In searching for RAID alternatives, today's data storage pros will find that familiar technologies such as erasure...
coding are back in vogue.
Before RAID, drive-level data protection was already provided in some storage arrays. It used a set of technologies collectively referred to as erasure coding. Without delving too deeply into the math, the main idea of erasure coding is to enable the reconstruction of data that becomes corrupted at some point in the disk storage process by using information about the data stored elsewhere in the array. Redundancy was provided via erasure codes in a way that did not require a complete replica of the data itself: a strategy that provided both data protection and cost-savings over simple mirroring schemes.
Erasure coding storage systems deliver resiliency with less bandwidth and storage than is the case with conventional RAID arrays.
One current technology, BitSpread from Amplidata, provides a fairly straightforward example of how erasure coding could be implemented in enterprise storage (and is already implemented in Amplidata systems and the object cloud services that use them). With BitSpread, a piece of data that is to be recorded to a storage device is converted into an object, which is then subjected to an algorithmic process to create object "fragments." Any two fragments, when multiplied by each other, recreate the original object.
Via this process, Amplidata claims it saves approximately 50% of the capacity that would otherwise be required to fully mirror a file or object to another location on the disk array. The vendor further claims it could use these object fragments, which are spread across 16 drives, to rebuild all data in the drive set -- even if four drives in the set fail.
Advocates claim that object storage technologies leveraging such erasure coding techniques from Amplidata, Cleversafe and a few others, will eventually replace RAID and usher in a new generation of low-cost, high-capacity object storage. However, many people often overlook that parity schemes inherent in some RAID schemes (such as RAID 5 and 6) can also be included in a generic usage of the term erasure coding.
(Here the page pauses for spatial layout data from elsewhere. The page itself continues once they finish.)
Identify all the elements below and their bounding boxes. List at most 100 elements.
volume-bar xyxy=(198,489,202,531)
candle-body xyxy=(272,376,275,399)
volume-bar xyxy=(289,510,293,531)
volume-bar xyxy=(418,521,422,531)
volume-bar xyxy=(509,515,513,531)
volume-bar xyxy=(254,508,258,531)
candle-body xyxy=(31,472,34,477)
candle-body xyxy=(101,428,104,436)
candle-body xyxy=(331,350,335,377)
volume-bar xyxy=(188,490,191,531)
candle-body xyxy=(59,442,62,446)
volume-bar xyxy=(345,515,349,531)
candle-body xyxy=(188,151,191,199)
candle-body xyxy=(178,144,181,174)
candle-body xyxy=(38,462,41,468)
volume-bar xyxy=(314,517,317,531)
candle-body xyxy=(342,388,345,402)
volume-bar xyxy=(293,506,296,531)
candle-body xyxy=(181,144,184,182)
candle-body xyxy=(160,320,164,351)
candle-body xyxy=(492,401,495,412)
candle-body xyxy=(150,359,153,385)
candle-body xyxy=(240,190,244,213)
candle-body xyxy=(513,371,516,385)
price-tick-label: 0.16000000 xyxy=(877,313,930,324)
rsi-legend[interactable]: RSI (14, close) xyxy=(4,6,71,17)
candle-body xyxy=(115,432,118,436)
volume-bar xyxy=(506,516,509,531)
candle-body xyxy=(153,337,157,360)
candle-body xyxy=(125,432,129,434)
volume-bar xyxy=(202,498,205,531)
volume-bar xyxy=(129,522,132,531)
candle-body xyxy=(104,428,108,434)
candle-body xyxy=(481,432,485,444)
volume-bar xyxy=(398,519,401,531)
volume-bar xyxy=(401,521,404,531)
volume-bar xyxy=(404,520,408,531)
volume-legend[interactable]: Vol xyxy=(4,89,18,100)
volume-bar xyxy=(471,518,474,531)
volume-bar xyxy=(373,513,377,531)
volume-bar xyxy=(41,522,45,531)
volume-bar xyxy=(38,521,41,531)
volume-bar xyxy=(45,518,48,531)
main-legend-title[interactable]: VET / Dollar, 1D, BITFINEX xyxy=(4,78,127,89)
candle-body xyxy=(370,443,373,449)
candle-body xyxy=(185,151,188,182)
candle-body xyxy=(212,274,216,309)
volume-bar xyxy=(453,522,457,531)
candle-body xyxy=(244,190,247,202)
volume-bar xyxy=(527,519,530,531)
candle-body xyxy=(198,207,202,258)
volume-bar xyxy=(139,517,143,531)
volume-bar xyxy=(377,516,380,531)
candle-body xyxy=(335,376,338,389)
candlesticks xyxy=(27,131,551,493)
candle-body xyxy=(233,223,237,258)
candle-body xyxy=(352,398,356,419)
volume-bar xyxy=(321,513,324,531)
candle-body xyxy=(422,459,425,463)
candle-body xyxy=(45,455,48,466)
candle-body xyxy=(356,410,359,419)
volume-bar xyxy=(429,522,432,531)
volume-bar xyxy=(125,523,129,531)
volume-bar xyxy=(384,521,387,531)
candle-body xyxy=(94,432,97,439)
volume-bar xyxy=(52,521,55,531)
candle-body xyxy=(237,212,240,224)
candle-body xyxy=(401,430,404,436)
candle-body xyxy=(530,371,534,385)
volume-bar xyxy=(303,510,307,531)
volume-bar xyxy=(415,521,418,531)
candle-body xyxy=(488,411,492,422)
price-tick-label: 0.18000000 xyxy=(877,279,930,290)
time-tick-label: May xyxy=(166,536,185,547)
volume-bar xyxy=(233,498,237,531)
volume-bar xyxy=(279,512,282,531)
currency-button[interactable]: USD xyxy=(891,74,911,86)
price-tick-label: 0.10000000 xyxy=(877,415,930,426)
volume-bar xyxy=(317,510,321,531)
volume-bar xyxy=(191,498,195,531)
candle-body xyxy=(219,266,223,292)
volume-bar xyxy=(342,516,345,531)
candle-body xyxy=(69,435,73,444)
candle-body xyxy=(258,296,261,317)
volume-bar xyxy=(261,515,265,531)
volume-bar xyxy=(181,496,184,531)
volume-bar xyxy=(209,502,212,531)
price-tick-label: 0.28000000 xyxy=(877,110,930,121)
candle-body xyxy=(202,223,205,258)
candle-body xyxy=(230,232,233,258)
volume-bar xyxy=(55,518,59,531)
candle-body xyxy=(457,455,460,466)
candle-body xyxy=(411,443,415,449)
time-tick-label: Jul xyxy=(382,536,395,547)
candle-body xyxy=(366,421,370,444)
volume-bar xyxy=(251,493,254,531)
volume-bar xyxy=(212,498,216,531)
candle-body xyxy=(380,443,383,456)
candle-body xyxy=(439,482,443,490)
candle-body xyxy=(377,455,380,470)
The key feature of erasure coding is that erasure coding storage systems deliver resiliency with less bandwidth and storage than is the case with conventional RAID arrays. (Erasure coding storage is called distributed and self-healing, rather than centrally managed and protected, but it provides similar protection when compared to RAID systems.)
Few storage planners will implement erasure coding themselves, but they may implement early products from vendors embracing the technology, such as DataDirect Networks, EMC and a few others. Of course, many cloud storage providers are beginning to leverage RAID alternatives to facilitate the development of massive storage capacity with good resiliency at a lower cost than traditional RAID.
The gating factor on adoption of the technology continues to be its large education requirement. Customers aren't as conversant in the rarified domain of object storage, which partially accounts for why Dell dropped out of the chase to deliver object storage solutions in 2013 and why NetApp and IBM have done little to pursue the technology on their products. Still, erasure coding remains a hot button in the analyst realm and a centerpiece of emerging storage products from lesser-known storage vendors.